PARIS, 26 mai 2017 (AFP) – Plusieurs dizaines de salariés étaient en grève vendredi pour des revendications salariales sur les sites des magasins Ikea de Saint-Priest, près de Lyon, et Villiers-sur-Marne, en région parisienne, a-t-on appris de sources concordantes.

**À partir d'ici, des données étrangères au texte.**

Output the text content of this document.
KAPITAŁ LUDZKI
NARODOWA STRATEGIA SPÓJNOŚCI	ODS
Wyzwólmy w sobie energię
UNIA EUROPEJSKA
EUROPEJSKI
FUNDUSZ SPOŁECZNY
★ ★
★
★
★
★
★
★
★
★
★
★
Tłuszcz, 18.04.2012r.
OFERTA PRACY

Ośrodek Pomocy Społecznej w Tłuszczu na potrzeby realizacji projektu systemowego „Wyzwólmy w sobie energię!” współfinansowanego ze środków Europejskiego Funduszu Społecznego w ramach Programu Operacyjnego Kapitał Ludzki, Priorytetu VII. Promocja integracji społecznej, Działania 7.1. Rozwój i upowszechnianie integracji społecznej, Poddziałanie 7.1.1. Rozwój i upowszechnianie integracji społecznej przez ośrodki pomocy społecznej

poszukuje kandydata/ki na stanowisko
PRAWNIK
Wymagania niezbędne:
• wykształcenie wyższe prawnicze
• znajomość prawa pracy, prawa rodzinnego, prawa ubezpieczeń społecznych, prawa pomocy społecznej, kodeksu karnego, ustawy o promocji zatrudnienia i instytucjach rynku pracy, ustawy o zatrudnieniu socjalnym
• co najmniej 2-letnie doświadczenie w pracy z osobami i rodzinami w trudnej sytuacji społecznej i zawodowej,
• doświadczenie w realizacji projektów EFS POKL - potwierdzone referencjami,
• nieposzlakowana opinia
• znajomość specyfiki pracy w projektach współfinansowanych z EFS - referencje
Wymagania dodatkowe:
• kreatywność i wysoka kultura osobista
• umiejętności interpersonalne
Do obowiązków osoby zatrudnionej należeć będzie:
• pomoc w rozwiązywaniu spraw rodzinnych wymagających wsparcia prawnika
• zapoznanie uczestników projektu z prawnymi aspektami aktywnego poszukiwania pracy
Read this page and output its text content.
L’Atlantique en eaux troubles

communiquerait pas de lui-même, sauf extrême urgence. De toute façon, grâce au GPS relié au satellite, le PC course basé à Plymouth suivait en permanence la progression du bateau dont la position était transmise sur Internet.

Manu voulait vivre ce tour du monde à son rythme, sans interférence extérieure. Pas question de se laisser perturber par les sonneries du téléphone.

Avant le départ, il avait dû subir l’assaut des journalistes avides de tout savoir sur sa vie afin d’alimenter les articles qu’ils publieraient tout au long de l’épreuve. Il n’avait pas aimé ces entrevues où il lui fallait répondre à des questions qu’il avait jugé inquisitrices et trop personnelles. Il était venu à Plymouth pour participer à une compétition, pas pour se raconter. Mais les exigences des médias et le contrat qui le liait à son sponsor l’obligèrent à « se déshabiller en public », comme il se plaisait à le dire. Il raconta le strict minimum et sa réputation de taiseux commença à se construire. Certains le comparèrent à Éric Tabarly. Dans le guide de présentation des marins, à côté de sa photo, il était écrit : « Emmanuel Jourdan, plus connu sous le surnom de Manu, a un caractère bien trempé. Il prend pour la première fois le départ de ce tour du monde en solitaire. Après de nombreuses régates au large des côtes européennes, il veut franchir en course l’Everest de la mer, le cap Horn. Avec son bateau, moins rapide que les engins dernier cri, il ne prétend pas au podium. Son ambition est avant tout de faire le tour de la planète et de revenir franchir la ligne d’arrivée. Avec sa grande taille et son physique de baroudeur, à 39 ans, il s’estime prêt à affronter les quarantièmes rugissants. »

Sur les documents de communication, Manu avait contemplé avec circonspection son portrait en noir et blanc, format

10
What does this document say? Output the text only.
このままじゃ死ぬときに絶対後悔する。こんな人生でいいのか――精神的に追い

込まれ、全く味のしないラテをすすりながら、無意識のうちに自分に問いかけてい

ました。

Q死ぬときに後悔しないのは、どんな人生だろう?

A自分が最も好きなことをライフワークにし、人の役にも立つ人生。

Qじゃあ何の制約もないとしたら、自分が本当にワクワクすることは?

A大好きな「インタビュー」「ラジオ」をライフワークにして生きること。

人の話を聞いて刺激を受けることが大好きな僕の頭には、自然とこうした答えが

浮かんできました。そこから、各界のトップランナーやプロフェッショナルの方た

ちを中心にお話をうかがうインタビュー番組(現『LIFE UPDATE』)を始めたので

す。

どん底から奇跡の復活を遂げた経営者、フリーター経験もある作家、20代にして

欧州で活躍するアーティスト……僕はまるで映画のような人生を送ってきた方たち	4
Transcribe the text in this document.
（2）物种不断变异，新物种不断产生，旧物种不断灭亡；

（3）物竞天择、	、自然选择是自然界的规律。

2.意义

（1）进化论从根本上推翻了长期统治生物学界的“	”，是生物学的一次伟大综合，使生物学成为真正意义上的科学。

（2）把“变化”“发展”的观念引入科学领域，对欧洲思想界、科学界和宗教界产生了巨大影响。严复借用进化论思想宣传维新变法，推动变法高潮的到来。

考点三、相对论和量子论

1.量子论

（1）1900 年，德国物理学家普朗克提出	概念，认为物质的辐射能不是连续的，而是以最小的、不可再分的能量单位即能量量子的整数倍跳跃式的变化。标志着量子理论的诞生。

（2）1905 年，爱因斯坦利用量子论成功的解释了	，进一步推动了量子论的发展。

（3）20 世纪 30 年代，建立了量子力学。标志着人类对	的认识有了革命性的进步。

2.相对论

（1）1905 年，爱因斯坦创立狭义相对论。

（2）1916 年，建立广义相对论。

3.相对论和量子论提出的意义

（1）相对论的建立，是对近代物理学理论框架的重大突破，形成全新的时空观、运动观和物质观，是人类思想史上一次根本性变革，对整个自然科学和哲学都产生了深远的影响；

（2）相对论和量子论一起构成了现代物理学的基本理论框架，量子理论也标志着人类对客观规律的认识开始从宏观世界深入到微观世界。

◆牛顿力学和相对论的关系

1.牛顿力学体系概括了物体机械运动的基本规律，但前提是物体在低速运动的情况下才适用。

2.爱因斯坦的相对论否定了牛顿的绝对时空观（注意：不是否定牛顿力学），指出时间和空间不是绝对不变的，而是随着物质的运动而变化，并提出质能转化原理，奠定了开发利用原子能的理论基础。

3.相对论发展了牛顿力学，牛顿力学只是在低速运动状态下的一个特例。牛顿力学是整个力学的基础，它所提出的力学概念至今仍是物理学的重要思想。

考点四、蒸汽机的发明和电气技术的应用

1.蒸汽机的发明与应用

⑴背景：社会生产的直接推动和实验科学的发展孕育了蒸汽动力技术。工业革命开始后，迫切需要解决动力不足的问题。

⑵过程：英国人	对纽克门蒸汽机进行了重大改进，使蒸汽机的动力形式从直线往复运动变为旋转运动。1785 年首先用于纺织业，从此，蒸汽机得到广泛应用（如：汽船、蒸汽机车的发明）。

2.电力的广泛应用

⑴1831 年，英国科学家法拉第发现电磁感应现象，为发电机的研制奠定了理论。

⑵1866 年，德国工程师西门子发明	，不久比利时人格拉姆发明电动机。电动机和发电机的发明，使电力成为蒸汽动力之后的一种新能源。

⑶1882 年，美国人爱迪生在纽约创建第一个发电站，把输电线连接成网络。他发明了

Selon Ikea France contacté par l’AFP, « une vingtaine de salariés seraient en grève à Villiers et une quarantaine à Saint-Priest », sur environ « 400 collaborateurs » dans chaque magasin.

Les grévistes sont plus nombreux: une quarantaine à Villiers, le double à Saint-Priest, a estimé de son côté la CGT.

« Le magasin de Villiers est ouvert car la direction a fait appel à des intérimaires ou d’autres salariés », explique Hocine Redouani, délégué CGT Ikea pour l’Ile de France.

A Saint-Priest, « les cadres s’organisent pour tenir les postes » et maintenir le magasin ouvert, selon Muriel Martinez, responsable CGT du site.

Les salariés protestent contre « la baisse de l’enveloppe d’augmentation des salaires ».

« Elle doit passer de 1,6% de la masse salariale en 2016, à 1,1% en 2017 et 80% des salariés auront moins de 0,5% d’augmentation », précise Hocine Redouani.

Selon Ikea, la direction « a proposé une augmentation moyenne de 1,1% à laquelle s’ajoute 1% de prime d’ancienneté ».

Les grévistes devaient se réunir en fin de journée pour décider ou pas de la poursuite du mouvement.

Cette action fait suite à un premier débrayage sur le site de Villiers-sur-Marne lundi et une occupation symbolique mardi du siège de la direction d’Ikea à Plaisir (Yvelines) par une vingtaine de salariés syndiqués à la CGT, lors de l’ouverture des Négociations annuelles obligatoires (NAO).

Elle s’ajoute à un mouvement lancé le 5 mai dans les quatre dépôts de stockage d’Ikea: Châtres (Seine-et-Marne), Metz (Moselle), Fos-sur-Mer (Bouches-du-Rhône) et Saint-Quentin-Fallavier (Rhône).

Pendant les NAO concernant la logistique, « clôturées sans accord le 19 mai », l’activité « a cessé ou ralenti trois jours » sur le mois de mai, selon la direction. La CGT parle de « grèves perlées ».